Professor Panu Poutvaara, Mitverfasser der Studie, betonte, dass Bayern mit 162 660 gemeldeten offenen Stellen im Sommer einen Höchststand erreicht habe. Zudem waren 18,2 Prozent der Ausbildungsstellen nicht besetzt. Auf der anderen Seite waren in Bayern 232 430 Menschen arbeitslos, 39 Prozent von ihnen sind Ausländer, drei Viertel von ihnen haben keinen Berufsabschluss. Bei den deutschen Arbeitslosen sind das erheblich weniger (36 Prozent ohne Berufsabschluss).

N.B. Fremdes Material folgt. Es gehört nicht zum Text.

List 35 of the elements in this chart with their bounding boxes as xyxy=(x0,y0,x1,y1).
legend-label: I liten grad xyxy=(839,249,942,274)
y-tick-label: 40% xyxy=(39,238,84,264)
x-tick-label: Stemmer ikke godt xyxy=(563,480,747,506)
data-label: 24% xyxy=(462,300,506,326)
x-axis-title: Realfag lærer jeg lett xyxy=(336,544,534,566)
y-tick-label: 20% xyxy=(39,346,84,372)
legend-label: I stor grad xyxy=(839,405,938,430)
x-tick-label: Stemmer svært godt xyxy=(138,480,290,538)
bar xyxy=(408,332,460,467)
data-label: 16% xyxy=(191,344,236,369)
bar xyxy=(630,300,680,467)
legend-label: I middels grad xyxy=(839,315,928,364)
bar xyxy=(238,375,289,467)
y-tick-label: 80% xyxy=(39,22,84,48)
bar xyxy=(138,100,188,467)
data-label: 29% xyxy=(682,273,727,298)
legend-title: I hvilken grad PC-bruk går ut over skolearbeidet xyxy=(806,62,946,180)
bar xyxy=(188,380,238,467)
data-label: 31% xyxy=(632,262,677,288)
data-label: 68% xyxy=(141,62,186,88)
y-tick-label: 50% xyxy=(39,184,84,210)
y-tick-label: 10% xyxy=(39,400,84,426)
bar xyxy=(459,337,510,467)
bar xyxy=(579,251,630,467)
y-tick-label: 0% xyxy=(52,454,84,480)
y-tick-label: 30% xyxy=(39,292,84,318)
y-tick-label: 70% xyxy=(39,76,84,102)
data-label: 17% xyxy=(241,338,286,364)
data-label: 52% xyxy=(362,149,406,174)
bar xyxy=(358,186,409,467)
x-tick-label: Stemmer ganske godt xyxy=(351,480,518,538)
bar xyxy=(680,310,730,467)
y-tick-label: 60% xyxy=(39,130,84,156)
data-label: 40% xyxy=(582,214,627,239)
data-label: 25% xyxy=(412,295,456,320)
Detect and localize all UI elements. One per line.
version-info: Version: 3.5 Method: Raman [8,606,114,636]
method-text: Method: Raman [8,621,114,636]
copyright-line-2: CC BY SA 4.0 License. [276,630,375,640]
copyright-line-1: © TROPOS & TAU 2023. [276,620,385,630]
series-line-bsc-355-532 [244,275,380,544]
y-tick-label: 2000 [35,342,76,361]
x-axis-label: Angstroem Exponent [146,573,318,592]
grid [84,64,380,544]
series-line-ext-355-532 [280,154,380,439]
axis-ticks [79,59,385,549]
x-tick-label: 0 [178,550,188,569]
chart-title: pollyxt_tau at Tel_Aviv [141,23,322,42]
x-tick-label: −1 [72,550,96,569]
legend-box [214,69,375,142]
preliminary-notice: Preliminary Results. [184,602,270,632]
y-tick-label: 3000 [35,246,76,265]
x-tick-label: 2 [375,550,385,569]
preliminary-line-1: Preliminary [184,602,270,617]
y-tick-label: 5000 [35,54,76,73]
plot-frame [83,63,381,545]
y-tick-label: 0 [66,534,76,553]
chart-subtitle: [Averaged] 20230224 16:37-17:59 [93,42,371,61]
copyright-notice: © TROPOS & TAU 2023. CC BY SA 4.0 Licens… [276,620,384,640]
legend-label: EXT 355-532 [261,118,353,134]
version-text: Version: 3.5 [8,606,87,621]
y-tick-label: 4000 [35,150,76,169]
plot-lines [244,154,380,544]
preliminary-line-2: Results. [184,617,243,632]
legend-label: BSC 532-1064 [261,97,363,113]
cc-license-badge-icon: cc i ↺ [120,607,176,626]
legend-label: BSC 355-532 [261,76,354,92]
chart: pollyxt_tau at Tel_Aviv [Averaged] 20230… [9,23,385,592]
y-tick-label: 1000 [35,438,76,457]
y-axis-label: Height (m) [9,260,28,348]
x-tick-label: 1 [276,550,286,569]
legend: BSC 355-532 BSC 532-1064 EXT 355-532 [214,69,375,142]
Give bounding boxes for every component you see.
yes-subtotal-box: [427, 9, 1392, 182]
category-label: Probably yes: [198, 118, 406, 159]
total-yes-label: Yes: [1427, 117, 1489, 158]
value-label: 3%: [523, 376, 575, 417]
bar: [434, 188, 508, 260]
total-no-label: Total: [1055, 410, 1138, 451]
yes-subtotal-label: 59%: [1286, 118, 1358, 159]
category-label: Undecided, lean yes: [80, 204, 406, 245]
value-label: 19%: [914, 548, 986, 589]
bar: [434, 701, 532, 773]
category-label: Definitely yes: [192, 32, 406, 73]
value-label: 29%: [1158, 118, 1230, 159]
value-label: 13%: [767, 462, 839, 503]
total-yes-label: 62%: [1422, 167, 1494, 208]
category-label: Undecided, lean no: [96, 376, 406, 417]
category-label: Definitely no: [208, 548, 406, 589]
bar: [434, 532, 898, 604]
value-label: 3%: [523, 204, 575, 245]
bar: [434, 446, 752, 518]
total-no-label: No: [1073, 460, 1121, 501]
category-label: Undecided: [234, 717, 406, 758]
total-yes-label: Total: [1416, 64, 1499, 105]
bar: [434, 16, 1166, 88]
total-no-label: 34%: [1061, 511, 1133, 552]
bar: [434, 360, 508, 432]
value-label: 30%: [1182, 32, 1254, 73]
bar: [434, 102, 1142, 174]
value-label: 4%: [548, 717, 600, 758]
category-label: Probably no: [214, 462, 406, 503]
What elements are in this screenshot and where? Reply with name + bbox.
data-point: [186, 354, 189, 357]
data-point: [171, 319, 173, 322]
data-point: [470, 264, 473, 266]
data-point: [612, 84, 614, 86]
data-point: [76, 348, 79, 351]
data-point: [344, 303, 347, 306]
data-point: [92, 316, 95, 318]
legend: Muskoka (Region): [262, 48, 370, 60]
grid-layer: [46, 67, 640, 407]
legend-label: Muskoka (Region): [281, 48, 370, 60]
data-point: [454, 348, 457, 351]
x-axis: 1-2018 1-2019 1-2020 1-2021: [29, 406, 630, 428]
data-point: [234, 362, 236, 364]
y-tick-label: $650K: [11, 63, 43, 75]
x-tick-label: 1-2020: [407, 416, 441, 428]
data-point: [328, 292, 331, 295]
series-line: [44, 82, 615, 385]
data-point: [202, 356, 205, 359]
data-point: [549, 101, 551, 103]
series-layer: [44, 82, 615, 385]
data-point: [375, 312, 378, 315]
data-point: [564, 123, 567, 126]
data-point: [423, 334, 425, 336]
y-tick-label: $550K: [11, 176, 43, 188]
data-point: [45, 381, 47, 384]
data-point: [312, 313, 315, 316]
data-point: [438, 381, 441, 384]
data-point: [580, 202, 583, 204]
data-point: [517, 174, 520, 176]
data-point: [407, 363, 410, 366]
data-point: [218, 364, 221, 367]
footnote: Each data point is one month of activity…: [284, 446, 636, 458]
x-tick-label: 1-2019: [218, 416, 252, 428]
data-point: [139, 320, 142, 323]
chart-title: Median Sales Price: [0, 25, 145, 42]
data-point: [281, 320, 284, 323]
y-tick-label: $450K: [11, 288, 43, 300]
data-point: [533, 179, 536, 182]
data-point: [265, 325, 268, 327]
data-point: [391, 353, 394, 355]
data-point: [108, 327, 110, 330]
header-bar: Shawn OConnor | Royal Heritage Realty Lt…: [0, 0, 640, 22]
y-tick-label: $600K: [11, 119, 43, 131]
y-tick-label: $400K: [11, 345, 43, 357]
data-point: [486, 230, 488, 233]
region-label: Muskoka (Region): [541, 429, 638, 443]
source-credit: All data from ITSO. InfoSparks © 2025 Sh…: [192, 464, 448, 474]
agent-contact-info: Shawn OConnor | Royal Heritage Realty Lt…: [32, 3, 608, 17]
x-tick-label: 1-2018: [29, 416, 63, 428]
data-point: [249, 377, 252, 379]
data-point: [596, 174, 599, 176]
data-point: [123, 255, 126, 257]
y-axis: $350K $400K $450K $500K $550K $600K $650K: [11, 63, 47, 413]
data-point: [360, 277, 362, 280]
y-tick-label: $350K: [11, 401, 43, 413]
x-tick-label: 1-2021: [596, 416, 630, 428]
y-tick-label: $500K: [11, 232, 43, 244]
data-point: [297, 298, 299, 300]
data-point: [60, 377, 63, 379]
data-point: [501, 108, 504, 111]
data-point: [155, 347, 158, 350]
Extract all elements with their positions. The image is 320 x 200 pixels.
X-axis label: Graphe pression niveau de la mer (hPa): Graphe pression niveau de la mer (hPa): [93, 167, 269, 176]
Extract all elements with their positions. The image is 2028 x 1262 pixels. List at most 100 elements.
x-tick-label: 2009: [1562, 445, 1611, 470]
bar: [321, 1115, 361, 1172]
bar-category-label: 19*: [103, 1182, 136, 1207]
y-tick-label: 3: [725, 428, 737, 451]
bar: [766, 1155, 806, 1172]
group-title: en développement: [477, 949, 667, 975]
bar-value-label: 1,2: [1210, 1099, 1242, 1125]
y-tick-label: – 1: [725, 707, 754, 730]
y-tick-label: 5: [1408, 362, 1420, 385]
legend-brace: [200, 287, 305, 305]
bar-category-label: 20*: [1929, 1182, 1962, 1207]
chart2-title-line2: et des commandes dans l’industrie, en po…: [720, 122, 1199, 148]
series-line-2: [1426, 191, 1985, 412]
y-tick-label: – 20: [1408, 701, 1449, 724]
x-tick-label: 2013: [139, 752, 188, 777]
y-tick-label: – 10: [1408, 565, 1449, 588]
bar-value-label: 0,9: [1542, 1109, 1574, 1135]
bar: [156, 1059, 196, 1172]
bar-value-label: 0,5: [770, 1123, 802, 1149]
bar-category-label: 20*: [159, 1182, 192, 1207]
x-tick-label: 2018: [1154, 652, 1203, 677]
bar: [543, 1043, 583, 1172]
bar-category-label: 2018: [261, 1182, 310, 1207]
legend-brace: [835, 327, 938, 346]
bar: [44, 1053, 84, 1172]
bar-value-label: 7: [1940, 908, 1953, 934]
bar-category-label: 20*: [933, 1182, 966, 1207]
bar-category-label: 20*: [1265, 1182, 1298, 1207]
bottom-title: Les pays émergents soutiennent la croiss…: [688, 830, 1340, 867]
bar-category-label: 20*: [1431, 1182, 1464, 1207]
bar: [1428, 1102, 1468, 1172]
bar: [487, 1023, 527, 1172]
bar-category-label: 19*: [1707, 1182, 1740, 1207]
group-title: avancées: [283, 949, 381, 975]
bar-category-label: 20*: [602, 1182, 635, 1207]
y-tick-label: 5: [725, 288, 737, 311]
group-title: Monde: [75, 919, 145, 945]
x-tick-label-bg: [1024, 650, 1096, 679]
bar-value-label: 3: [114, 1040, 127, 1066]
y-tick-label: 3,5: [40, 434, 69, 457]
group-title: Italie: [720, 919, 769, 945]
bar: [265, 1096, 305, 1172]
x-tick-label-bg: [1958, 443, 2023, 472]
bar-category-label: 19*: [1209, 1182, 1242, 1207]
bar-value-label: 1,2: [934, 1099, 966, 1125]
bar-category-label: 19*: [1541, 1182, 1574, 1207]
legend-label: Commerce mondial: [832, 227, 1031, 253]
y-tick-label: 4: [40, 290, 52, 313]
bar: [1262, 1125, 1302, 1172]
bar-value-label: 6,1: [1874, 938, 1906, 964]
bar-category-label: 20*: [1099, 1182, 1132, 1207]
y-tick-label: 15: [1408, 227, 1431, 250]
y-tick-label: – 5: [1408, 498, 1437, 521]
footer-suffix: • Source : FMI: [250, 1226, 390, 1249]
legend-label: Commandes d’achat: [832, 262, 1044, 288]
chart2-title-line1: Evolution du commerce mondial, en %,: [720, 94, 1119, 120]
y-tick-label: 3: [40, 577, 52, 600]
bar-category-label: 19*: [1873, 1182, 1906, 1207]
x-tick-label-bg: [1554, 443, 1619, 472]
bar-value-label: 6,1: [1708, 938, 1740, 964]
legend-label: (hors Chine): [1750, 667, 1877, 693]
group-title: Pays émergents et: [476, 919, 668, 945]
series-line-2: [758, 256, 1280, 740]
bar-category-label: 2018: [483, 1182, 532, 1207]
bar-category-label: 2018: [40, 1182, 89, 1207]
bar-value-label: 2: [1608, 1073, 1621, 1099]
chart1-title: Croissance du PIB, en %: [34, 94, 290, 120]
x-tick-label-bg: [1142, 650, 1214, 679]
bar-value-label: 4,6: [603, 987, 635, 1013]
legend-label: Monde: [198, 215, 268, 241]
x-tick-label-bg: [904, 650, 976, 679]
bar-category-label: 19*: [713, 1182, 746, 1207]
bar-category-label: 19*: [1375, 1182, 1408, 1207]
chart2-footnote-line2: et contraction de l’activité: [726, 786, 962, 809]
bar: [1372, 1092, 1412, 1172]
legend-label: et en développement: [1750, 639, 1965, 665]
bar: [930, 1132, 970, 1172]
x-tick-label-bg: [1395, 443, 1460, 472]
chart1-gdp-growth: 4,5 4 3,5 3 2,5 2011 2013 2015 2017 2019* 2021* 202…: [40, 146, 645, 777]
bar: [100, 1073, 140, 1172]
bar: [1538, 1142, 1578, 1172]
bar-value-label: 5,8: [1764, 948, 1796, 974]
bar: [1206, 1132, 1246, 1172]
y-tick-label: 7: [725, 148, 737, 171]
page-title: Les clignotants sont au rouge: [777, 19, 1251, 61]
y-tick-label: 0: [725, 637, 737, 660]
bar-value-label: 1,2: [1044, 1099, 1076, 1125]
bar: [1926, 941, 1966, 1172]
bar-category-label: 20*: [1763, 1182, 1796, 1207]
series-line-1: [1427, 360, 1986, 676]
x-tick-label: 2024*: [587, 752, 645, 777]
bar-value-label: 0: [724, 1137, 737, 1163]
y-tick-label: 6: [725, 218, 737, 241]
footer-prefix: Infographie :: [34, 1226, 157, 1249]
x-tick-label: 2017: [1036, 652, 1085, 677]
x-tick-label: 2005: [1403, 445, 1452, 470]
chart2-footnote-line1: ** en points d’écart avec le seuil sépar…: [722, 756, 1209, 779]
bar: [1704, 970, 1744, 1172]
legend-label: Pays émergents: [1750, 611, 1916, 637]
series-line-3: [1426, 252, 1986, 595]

Poutvaara sieht durch Berufsausbildung und Qualifizierung ein hohes Potenzial gerade bei den ausländischen Arbeitslosen. Die nach Bayern zugewanderten Menschen seien zudem im Durchschnitt viel jünger als die deutsche Bevölkerung – und hilfreich bei der Bewältigung des Arbeits- und Fachkräftemangels. Mehr als zehn Prozent der 213 000 Asylsuchenden im Freistaat, nämlich 27 000, haben nach den Worten des Wirtschaftswissenschaftlers einen Duldungsstatus. Die wenigsten von ihnen seien aber in Beschäftigung. Dabei warteten viele Arbeitgeber dringend auf eine Beschäftigungsduldung. „Das wird in Bayern noch zu restriktiv eingesetzt“, kritisierte Poutvaara. „Die Hürden für die Beschäftigungsduldung sollten gesenkt werden.“
Zugleich empfiehlt Ifo der Staatsregierung, Erleichterungen bei der Residenzpflicht und der Wohnsitzauflage für alle Geflüchteten vorzunehmen. „Wenn ein Arbeitsplatz oder ein Bildungsangebot in einem anderen Bezirk vorliegt, sollte es möglich sein, ohne bürokratische Hürden und Nachweise dorthin zu ziehen, solange sich Wohngeldkosten und andere Bezüge dadurch nicht erhöhen.“ Die Zahl der freien Stellen müsse als zusätzliches Verteilungskriterium verwendet werden. Für wichtig hält es das Ifo-Institut zudem, dass die Anerkennungsstellen für ausländische Qualifikationen gestärkt und die Verfahren beschleunigt werden.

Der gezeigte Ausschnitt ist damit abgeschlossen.